For those who don’t know, Japan doesn’t technically have a military, but they do have a Self-Defense Force (or jieitai).  There’s also an American Air Force base at Misawa, which is very close by.  That’s comforting, I suppose, but also kind of not, because there’s always the possibility that NK will target American bases in Japan and South Korea, and given that their aim isn’t terribly accurate and my city is between NK and Misawa, that’s… not particularly good.  But, I have been assured by a friend that missiles are not the same thing as nukes, and that NK doesn’t have nuclear warheads, so that’s good to know!  And my coworkers didn’t seem particularly alarmed, just a bit amazed that it was so close to us.  Lots of then were saying “woah, so close…”

Saturday, March 4, 2017

Familiar Encounters, Pt. 2





I had an honest-to-gosh conversation with a crow one morning on the way to work.  

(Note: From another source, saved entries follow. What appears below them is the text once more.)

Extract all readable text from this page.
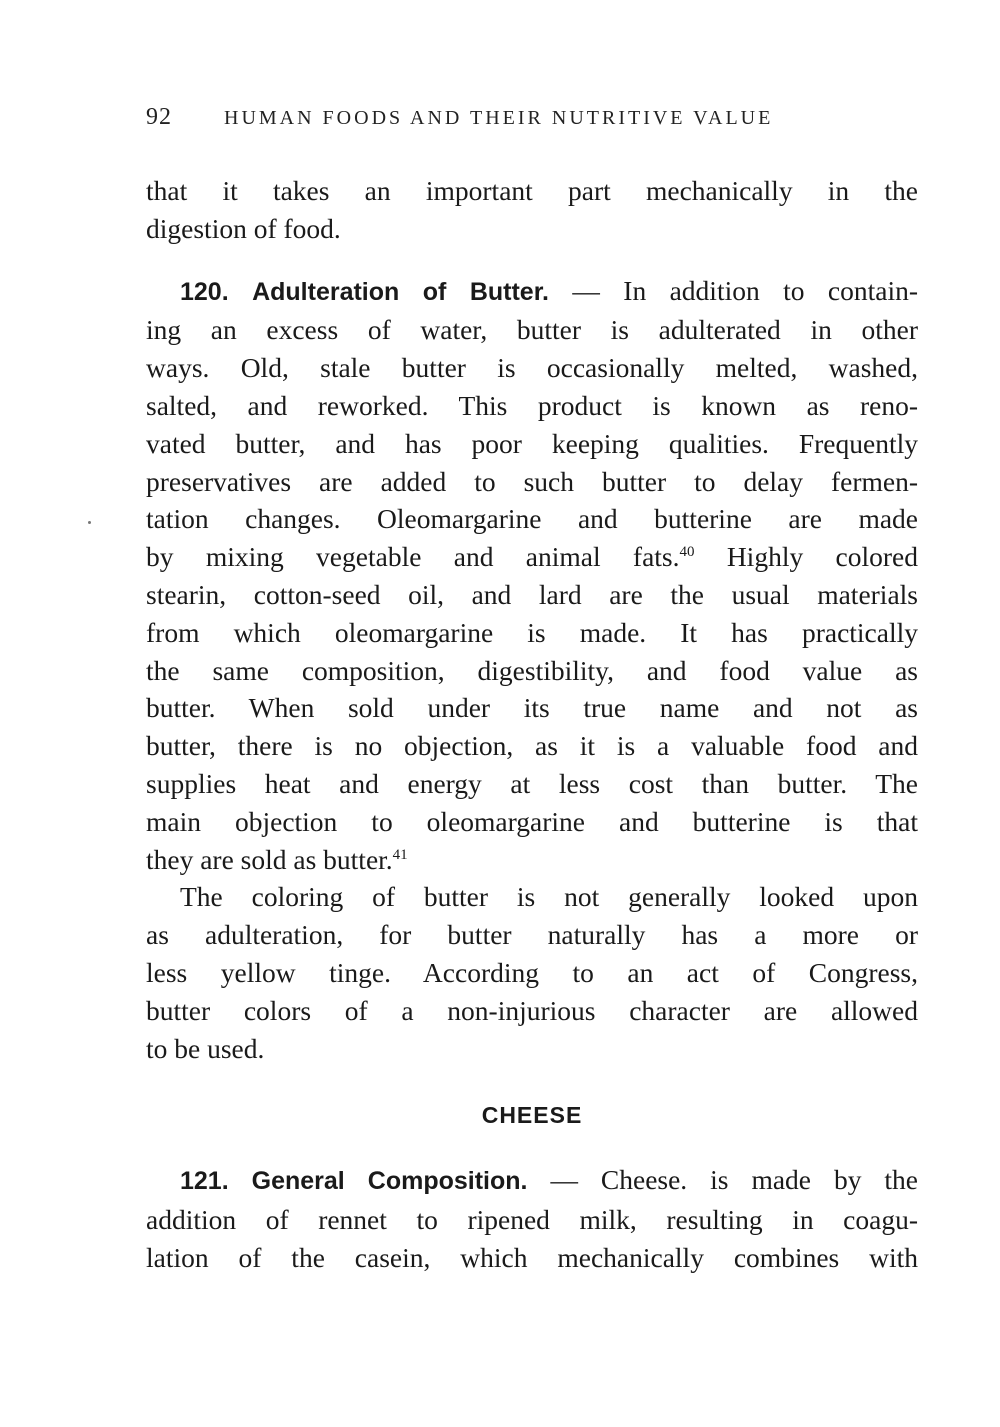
92	HUMAN FOODS AND THEIR NUTRITIVE VALUE

that it takes an important part mechanically in the
digestion of food.

120. Adulteration of Butter. — In addition to contain-
ing an excess of water, butter is adulterated in other
ways. Old, stale butter is occasionally melted, washed,
salted, and reworked. This product is known as reno-
vated butter, and has poor keeping qualities. Frequently
preservatives are added to such butter to delay fermen-
tation changes. Oleomargarine and butterine are made
by mixing vegetable and animal fats.$^{40}$ Highly colored
stearin, cotton-seed oil, and lard are the usual materials
from which oleomargarine is made. It has practically
the same composition, digestibility, and food value as
butter. When sold under its true name and not as
butter, there is no objection, as it is a valuable food and
supplies heat and energy at less cost than butter. The
main objection to oleomargarine and butterine is that
they are sold as butter.$^{41}$

The coloring of butter is not generally looked upon
as adulteration, for butter naturally has a more or
less yellow tinge. According to an act of Congress,
butter colors of a non-injurious character are allowed
to be used.

CHEESE

121. General Composition. — Cheese. is made by the
addition of rennet to ripened milk, resulting in coagu-
lation of the casein, which mechanically combines with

There's this 600 meter stretch of fence between the next big intersection and my office that overlooks a huge park (which is real fun to walk past when there's nothing stopping the wind from whipping across the fields and knocking me into a snowdrift).  And one day, I encountered this crow sitting on the fence about, oh, I'd say 200 meters away from my office, cawing into the open air.  So, me being the nature druid nerd I am, I cawed back, as there was no one else around to witness the weird foreigner talking to a bird.  And I swear, the crow actually jumped a little bit and stared at me with the most puzzlement I have ever seen on a bird's face before, and it let out another inquisitive caw.  I cawed back as I walked past it.  When I started to get further away, it flew and landed on a stretch of fence in front of me and cawed again, and I cawed back.  This went on until I reached the entrance of the building, where it watched me go inside as I waved and made "caw caw!" with the same inflection as you might say "bye bye!"  

(I'm not good at drawing birds... I'll get better, though.  Since I can't seem to stop talking to crows, which will lead to more stories I need to draw.)